In this code, getRegion returns a gemfire region, backed by a concurrent hash map, whose put() is actually synchronized with lock striping. If you were to use a hash map, I would assume put() is completely thread unsafe. 2 threads can both get the same replacedMark, and put in their new marks and overwrite each other — lost update.

[1] compare-And-Swap does the swap conditionally — safer.

lockfree atomic variables — JDK 1.5

(see article at http://www.ibm.com/developerworks/java/library/j-jtp11234/)
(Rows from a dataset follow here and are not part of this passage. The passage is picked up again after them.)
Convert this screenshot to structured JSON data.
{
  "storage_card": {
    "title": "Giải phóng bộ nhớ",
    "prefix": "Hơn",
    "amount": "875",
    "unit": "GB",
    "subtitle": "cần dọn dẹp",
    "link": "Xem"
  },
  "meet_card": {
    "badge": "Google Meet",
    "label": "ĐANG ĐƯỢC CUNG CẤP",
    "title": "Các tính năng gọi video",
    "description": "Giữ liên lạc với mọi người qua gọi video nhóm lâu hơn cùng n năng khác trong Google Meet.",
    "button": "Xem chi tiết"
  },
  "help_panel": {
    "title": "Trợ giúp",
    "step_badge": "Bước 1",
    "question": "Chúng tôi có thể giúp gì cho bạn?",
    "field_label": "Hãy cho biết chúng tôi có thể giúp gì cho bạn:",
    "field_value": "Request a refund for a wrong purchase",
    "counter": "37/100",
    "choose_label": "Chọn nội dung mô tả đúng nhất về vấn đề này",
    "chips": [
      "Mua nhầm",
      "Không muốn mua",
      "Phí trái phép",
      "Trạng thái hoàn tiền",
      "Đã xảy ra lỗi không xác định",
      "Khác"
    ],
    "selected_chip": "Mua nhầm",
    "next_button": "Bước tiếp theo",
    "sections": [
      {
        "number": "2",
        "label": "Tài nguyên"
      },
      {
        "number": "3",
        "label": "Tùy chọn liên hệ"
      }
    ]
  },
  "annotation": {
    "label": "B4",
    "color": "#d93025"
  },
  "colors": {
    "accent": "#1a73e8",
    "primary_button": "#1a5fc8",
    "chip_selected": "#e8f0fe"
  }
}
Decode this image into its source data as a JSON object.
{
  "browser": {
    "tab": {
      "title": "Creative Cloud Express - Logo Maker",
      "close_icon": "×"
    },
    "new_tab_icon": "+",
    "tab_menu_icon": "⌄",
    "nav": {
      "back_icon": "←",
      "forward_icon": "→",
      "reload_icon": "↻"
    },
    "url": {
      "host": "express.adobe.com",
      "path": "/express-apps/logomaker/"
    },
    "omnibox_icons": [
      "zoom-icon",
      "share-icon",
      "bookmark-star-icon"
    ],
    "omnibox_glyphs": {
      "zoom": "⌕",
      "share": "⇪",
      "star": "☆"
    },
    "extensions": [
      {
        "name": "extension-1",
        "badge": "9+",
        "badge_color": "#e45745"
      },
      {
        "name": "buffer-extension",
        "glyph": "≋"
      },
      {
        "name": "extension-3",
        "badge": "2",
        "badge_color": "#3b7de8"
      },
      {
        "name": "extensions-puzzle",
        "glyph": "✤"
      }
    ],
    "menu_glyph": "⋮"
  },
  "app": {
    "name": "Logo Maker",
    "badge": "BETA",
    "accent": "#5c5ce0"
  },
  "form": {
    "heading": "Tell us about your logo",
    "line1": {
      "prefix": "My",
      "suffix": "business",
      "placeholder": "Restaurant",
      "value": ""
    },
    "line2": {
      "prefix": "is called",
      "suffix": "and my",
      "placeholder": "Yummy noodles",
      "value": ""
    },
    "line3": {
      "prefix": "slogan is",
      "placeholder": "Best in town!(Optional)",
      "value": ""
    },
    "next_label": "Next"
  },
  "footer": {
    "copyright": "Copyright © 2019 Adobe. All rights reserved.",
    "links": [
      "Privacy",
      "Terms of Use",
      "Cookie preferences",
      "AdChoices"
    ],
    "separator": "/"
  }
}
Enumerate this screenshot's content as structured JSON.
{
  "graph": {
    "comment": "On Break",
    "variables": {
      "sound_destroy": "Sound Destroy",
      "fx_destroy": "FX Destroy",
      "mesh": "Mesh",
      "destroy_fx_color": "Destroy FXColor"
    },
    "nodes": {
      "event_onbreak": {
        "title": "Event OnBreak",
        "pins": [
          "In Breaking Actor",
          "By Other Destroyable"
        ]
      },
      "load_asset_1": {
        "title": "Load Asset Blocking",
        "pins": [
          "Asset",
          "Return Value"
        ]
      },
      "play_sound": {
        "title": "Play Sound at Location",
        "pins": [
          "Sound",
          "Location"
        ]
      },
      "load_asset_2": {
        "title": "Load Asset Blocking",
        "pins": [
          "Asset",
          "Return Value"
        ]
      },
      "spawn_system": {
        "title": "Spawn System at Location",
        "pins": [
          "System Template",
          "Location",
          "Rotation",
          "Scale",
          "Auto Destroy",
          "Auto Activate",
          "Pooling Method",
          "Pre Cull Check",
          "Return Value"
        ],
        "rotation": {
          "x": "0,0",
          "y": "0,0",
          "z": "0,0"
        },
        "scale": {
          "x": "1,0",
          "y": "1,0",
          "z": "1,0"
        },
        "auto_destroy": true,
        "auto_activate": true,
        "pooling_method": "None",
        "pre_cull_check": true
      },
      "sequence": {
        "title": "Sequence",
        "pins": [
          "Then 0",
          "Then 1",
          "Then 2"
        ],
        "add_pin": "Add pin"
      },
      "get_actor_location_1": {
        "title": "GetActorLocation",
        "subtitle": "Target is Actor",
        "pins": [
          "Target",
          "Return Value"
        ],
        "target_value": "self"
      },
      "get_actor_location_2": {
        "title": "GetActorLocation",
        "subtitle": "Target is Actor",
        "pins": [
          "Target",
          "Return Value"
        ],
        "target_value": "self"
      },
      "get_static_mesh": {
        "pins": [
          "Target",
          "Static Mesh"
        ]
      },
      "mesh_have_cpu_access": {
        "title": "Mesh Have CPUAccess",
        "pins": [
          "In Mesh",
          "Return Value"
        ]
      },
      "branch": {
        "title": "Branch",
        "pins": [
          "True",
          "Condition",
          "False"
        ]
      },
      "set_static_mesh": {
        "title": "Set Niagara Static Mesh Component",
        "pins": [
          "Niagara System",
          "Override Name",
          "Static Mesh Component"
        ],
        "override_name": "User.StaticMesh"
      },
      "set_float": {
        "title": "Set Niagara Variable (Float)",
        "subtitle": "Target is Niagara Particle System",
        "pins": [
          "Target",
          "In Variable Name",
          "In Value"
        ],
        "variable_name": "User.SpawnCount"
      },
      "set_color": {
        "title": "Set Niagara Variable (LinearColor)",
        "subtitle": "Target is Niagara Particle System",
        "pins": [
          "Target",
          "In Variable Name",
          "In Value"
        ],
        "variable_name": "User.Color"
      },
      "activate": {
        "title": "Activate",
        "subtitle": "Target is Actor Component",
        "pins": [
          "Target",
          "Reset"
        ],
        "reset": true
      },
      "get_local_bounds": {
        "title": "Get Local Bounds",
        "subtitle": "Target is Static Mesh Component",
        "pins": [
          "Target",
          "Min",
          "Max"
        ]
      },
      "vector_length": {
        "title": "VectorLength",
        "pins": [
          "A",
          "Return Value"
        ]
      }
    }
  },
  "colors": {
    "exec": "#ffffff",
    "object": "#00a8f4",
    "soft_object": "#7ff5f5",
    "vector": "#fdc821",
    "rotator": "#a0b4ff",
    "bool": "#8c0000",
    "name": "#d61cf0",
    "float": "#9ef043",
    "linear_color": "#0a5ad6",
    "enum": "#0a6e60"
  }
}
Until JDK 5.0, it was not possible to write wait-free, lock-free algorithms in the Java language without using native code. With the addition of the atomic variables classes in the java.util.concurrent.atomic package, that has changed. The atomic variable classes all expose a compare-and-set primitive (similar to compare-and-swap), which is implemented using the fastest native construct available on the platform.

The atomic variable classes can be thought of as a generalization of volatile variables, extending the concept of volatile variables to support atomic conditional compare-and-set update

Nearly all the classes in the java.util.concurrent package use atomic variables instead of synchronization, either directly or indirectly.

http://java.sun.com/j2se/1.5.0/docs/guide/concurrency/overview.html has unusual comments
Atomic Variables – Classes for atomically manipulating single[1] variables (primitive types or references), providing high-performance atomic arithmetic and compare-and-set[2] methods. The atomic variable implementations offer higher[3] performance than would be available by using synchronization (on most platforms), making them useful for implementing high-performance concurrent algorithms as well as conveniently implementing counters and sequence number generators[4].
[1] atomic variables are quite low-level and only cover monolithic variables. No Object here. Object is different from reference (monolithic).
[2] CAS is the biggest feature
[3] synch performance hit is actually a real concern for java designers. I think synch severely limits multi-processor parallelism
[4] these simple integers are a key use case for atomic? You can see Atomic variables aren’t for everyday use.

base version ^ current version and CAS

http://en.wikipedia.org/wiki/Compare-and-swap#Implementation_in_C describes a compare-And-Swap algo — compare my base version with master’s current version and update master only if matched. If unmatched, then my base version is stale => can’t safely update.

i think iterator uses similar constructs. When an iterator is created from a “master” collection object, it copies master’s current version as its immutable base version. Whenever something changes concurrently in master, current version increments. Next iteration will notice it…. and triggers fail fast??

In other words….I guess a Collection object has an auto-incrementing private counter serving as a version number. Each new iterator gets an immutable snapshot of the version number. At each iteration the iterator checks if the “current version #” has incremented which means a change in the collection??

I guess CVS/SVN use similar constructs?